Conséquences éventuelles du départ du Medef : la CFDT pourrait renoncer éventuellement à diriger la Sécurité sociale...
- "...Pourquoi ? Vous faites un lien que je n'oserais pas, moi."
Non, je ne fais pas de lien, je dis "conséquence." Question posée : si par hasard, la CFDT renonçait, est-ce que FO serait prête à reprendre l'assurance maladie ?
- "Nous avons quitté la présidence de la Caisse nationale de l'assurance maladie parce que nous étions contre la réforme Juppé. L'important, pour moi, c'est de modifier la réforme Juppé. C'est clair que partis comme nous sommes, nous allons vers l'étatisation, et tout le monde sait que nous ne resterons pas dans l'étatisation. On sait que c'est la première étape. Quand la Sécu sera étatisée, on la renvoie ensuite au privé, c'est sûr. C'est monsieur Kessler et les compagnies d'assurance qui gagnent."
Vous seriez prêt à prendre la relève ou pas ?

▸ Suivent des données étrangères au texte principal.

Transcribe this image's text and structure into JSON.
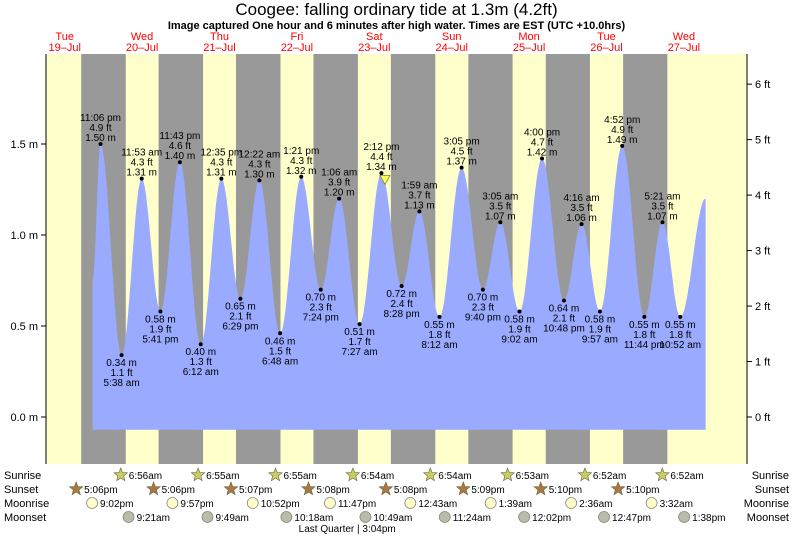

- "Si on modifie et on remet en cause les ordonnances de monsieur Juppé, si le Gouvernement accepte - comme nous le lui avons demandé - de discuter du problème sur le fond, il est possible que nous reprenions des responsabilités. Mais si nous restons sur les ordonnances Juppé, je vous dis tout de suite que c'est "non." C'est très clair, très précis. Et puis, je n'associe pas à ce point - vous le faites beaucoup plus que moi - le sort de la CFDT au patronat. Mais dis donc ! Vous osez !"
A propos des négociations sociales à la rentrée, vous en attendez quoi ?
- "On va voir s'ils ont menti ou pas, s'ils ont été sincères quand nous avons signé ce texte - ce n'est pas un accord -, cette déclaration des voies et moyens de la convention collective..."
C'est pour le Medef. Mais sur le Gouvernement, vous attendez quoi ?
- "Que les dossiers que nous avons lancés après nos entretiens, après le fait que nous sommes allés voir madame Guigou - moi, je passe des vacances studieuses ; mes camarades vont voir le cabinet, on discute des quatre problèmes qui ont été énoncés dans la lettre de monsieur Jospin -, je veux des conclusions au mois de septembre ! Justement, si on ne les a pas, comme je le crains, cela alimentera l'action que nous allons lancer au niveau interprofessionnel au mois d'octobre."